Et voici qu’il a voulu faire
plus encore : nous être présent. Aujourd’hui,
vous est né un Sauveur. L’ange annonce aux bergers quel est l’enfant qui
vient de naître et une multitude ajoute comme en écho : Gloire à Dieu au plus haut des cieux, et paix sur la terre aux hommes
qu’il aime. Celui qui nous aime est notre paix. Cet enfant n’est pas
simplement une preuve d’amour de Dieu parmi d’autres, il est la plus grande de
ces preuves car c’est lui-même venu parmi nous. Laissons donc monter de nos
cœurs ce cri : « Il est venu me chercher ! » et, devant
lui, déposons avec confiance nos fardeaux comme on le fait entre les bras d’une
mère et au creux de l’oreille d’un père. Le bonheur de cette fête est celui de
se savoir aimé. Il est là, présent durant cette messe ; alors, dans la
paix de cette nuit, plongeons dans cet amour pour lui confier nos vies, lui
offrir nos peines, être présents à son amour et lui dire le nôtre. Tels les
bergers qui gardaient les moutons dans le froid et les ténèbres, venons à la
chaleur lumineuse de la crèche et auprès de l’enfant nouveau-né, soyons comme
des enfants prêts à tout recevoir de leur Père aimant. Là, demandons-lui de
connaître l’ampleur de son amour : en être persuadés dans notre esprit ne
suffit pas, il faut encore qu’il descende en nos cœurs et que nous soyons
envahis tout entiers de la réalité de sa présence aimante auprès de nous.

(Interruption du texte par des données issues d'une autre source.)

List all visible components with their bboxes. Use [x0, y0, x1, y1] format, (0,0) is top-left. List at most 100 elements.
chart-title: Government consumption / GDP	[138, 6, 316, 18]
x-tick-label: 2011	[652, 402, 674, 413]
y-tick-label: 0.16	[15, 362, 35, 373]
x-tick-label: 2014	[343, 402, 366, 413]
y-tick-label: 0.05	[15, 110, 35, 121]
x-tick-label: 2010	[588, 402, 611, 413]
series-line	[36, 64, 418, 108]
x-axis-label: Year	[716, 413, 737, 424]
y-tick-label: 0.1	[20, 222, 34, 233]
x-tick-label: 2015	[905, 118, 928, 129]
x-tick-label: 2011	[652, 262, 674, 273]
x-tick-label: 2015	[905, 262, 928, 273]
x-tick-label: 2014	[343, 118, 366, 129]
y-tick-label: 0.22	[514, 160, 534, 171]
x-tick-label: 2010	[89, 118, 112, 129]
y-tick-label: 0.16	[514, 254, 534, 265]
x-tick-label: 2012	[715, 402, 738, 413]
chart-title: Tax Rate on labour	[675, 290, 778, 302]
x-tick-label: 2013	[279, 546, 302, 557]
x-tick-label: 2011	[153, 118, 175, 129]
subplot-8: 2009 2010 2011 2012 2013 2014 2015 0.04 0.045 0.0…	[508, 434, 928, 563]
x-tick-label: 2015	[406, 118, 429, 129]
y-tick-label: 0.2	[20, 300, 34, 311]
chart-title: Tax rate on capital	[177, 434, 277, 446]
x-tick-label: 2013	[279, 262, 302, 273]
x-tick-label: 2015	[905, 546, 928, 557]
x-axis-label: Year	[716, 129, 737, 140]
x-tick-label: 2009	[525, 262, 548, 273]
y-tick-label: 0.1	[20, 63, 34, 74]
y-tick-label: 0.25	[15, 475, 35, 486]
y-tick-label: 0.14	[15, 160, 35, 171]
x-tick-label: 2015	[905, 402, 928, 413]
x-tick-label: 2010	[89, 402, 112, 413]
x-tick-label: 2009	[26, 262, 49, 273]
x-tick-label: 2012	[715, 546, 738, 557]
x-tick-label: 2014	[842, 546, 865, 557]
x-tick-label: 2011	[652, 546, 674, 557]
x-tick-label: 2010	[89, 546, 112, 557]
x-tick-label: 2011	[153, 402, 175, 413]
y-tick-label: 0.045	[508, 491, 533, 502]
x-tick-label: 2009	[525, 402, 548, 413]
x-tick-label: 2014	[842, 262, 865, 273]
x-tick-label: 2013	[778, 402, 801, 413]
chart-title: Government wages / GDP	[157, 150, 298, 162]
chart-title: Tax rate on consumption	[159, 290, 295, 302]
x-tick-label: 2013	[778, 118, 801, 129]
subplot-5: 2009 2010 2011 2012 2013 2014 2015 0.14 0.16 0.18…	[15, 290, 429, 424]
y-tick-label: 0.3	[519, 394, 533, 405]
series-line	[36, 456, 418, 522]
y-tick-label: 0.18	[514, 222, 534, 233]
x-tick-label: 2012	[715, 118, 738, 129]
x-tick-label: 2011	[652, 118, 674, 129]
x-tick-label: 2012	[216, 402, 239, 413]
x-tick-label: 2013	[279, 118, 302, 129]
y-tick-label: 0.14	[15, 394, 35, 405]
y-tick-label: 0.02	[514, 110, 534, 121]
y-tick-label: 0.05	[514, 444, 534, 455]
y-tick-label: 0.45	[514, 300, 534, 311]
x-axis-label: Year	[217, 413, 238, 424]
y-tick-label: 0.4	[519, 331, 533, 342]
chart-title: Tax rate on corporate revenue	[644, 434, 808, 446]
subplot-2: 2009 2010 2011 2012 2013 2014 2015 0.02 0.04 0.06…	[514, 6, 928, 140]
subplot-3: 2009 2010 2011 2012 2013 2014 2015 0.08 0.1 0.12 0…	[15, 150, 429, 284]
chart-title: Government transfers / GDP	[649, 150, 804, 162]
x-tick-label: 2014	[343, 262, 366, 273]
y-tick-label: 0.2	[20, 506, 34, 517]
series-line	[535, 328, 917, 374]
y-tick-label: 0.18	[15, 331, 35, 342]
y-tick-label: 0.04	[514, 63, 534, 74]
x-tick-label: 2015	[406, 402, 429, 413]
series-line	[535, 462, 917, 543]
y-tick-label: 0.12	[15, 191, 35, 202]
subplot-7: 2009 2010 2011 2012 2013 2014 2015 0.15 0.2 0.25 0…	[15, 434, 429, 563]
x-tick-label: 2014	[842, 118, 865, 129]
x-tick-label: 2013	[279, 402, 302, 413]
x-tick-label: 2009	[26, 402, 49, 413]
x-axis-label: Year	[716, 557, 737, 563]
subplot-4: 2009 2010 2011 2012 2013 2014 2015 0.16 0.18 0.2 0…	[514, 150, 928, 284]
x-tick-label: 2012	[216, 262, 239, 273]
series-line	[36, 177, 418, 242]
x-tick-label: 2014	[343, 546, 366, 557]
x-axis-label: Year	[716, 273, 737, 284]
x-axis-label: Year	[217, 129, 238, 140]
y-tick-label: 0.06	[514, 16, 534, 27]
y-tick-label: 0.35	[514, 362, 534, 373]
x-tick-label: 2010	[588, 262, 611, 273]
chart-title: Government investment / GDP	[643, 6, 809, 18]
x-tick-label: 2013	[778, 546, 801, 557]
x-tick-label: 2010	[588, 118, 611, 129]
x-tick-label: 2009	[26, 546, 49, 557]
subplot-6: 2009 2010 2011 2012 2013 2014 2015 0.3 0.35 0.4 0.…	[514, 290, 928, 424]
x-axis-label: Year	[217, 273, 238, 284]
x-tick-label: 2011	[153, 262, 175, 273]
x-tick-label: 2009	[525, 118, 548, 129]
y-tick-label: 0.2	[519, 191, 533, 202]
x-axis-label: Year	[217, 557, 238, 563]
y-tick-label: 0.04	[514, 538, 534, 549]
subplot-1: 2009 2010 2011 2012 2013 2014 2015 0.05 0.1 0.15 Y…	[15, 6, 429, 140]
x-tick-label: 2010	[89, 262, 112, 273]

Cette nuit de paix peut alors être
le cadeau de Noël qu’il a préparé pour nous. Bien sûr, nous repartirons
affronter les multiples épreuves de la vie. Toutefois, ayant profité de la
douceur de l’Enfant Jésus et forts de l’assurance de son amour, nous y serons
guidés par une lumière nouvelle et resplendissante. Plus rien n’est pareil
quand nous savons que nous sommes aimés, d’autant que cet amour est si grand
qu’il a franchi toutes les distances pour venir nous chercher et être avec
nous. Depuis que Dieu s’est fait homme et qu’il est né parmi nous, rien n’est
trop loin de lui, aucune de nos nuits n’éteindra cette flamme, il pourra être
avec nous dans chacune de nos épreuves si, ce soir, nous lui ouvrons la porte
de nos cœurs en lui disant simplement : Jésus, je t’aime, Jésus, je sais que tu m’aimes. Amen.